COMMENTARY | By the time President Museveni and First Lady Janet arrived in Kamwenge last Thursday, the message had already been written in the dust. Here, Uganda’s longest-serving leader was not looking down on the country through the safety and comfort of a chopper window.
Instead, he was right in it—windows up, AC humming, but still unable to escape the dry, choking red earth that rose in clouds around his convoy.
yes, this was no state visit; this was a reality check.
The slow crawl along the cratered Kyenjojo–Kamwenge Road laid bare a truth that the elite bubble often insulates against. The President, clad in his signature white cotton shirt and flanked by his equally stoic spouse, wore a face mask inside his air-conditioned luxury car—not for COVID, not for pollution, but probably to escape Uganda itself.
For 40 years, Museveni has told Ugandans he was transforming the country from chaos to prosperity, rust to trust, and dust to gloss. For much of that time, he floated above the problems—literally. From the comfort of helicopters and chartered planes, he flew over villages sinking deeper into poverty, peered down at broken roads that only got patched when presidential visits were imminent, and missed the very terrain that tells the truest story of Uganda.
But gravity has caught up.
Since cutting back on flying to avoid the physical toll of air turbulence, the President is now being forced to taste the Uganda his foot soldiers have sugarcoated for decades. It is a Uganda where rural roads are treacherous, not just during rainy seasons but even in dry ones. It is a Uganda where the luxury of mobility—the very ability to move from one district to another—is a daily gamble for millions.
And Kamwenge is no outlier.
Despite boasting one of the largest road budgets in East Africa, Uganda still struggles to deliver a truly modern transport infrastructure. According to the African Development Bank and World Bank data:
- Uganda has constructed approximately 6,000 km of paved (tarmac) roads in the last 40 years under the NRM regime.

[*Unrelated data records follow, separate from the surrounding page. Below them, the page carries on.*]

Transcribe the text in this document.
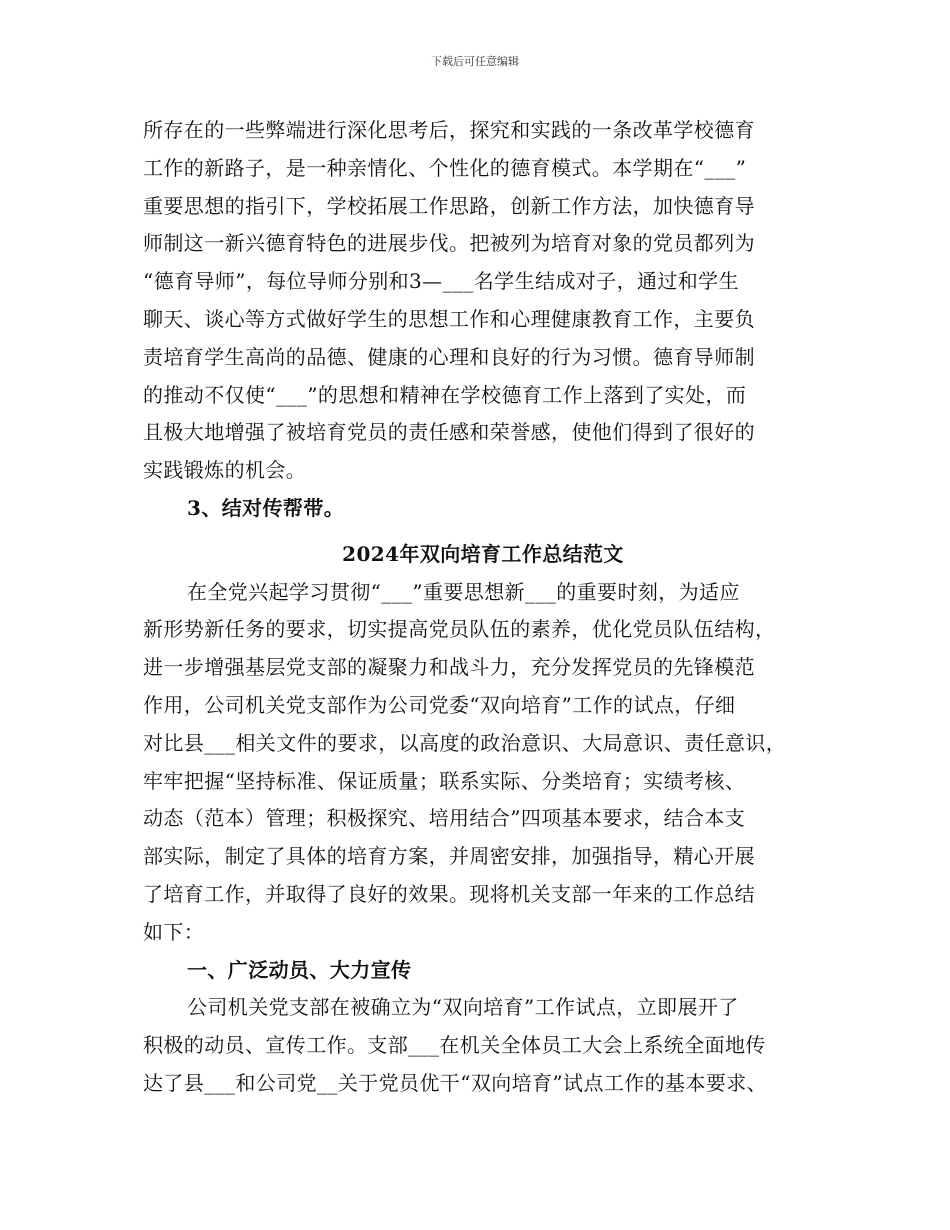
下载后可任意编辑
所存在的一些弊端进行深化思考后，探究和实践的一条改革学校德育
工作的新路子，是一种亲情化、个性化的德育模式。本学期在“___”
重要思想的指引下，学校拓展工作思路，创新工作方法，加快德育导
师制这一新兴德育特色的进展步伐。把被列为培育对象的党员都列为
“德育导师”，每位导师分别和3—___名学生结成对子，通过和学生
聊天、谈心等方式做好学生的思想工作和心理健康教育工作，主要负
责培育学生高尚的品德、健康的心理和良好的行为习惯。德育导师制
的推动不仅使“___”的思想和精神在学校德育工作上落到了实处，而
且极大地增强了被培育党员的责任感和荣誉感，使他们得到了很好的
实践锻炼的机会。
3、结对传帮带。
2024年双向培育工作总结范文
在全党兴起学习贯彻“___”重要思想新___的重要时刻，为适应
新形势新任务的要求，切实提高党员队伍的素养，优化党员队伍结构，
进一步增强基层党支部的凝聚力和战斗力，充分发挥党员的先锋模范
作用，公司机关党支部作为公司党委“双向培育”工作的试点，仔细
对比县___相关文件的要求，以高度的政治意识、大局意识、责任意识，
牢牢把握“坚持标准、保证质量；联系实际、分类培育；实绩考核、
动态（范本）管理；积极探究、培用结合”四项基本要求，结合本支
部实际，制定了具体的培育方案，并周密安排，加强指导，精心开展
了培育工作，并取得了良好的效果。现将机关支部一年来的工作总结
如下：
一、广泛动员、大力宣传
公司机关党支部在被确立为“双向培育”工作试点，立即展开了
积极的动员、宣传工作。支部___在机关全体员工大会上系统全面地传
达了县___和公司党__关于党员优干“双向培育”试点工作的基本要求、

- In comparison, Kenya has built over 22,000 km in the same period, while Tanzania’s network exceeds 14,000 km.
- Less than 25% of Uganda’s total road network is paved, leaving the majority of rural areas—where most Ugandans live—barely accessible.
So when Museveni expressed shock at the deepening poverty in Busoga in 2022, it wasn’t because the poverty had just appeared—it was because, for the first time, he was looking at it not from 10,000 feet above, but from eye level, through a dusty windscreen.
“I kept wondering to myself, how do these people live through this sort of poverty?” he asked at a function in Mayuge.
Well, the answer was always there—on the ground, in the villages, along the broken roads, in the abandoned markets, and under the rusted roofs. He just hadn’t seen it well enough, because he wasn’t there. Not really.
There’s a certain poetic justice in the President experiencing the country in a slower, rawer form. The same way Ugandans queue up for hours to vote in elections that promise services but deliver speeches. The same way mothers ride on bodabodas in labour over potholes to clinics that have no medicine. The same way teachers walk to schools whose classrooms are still held up by logs and prayer.
He’s lucky it didn’t rain. Kamwenge under a downpour would not have made for a mere delay—it would have been a disaster. That is if his minders pushed ahead with the program rather than conveniently cancel it.
In the end, what Museveni now faces is not just the crumbling state of roads, but the crumbling façade of progress. For a man who once believed flying high meant moving fast, the slow drive through Kamwenge may be the most important journey of his political life.
Because if you're not willing to walk Uganda, then maybe you shouldn’t be leading it.
Mr Museveni, what do we do now? Well, at least we can thank you for enduring it all, for dedicating your time to this PDM cause while plying these really bad roads.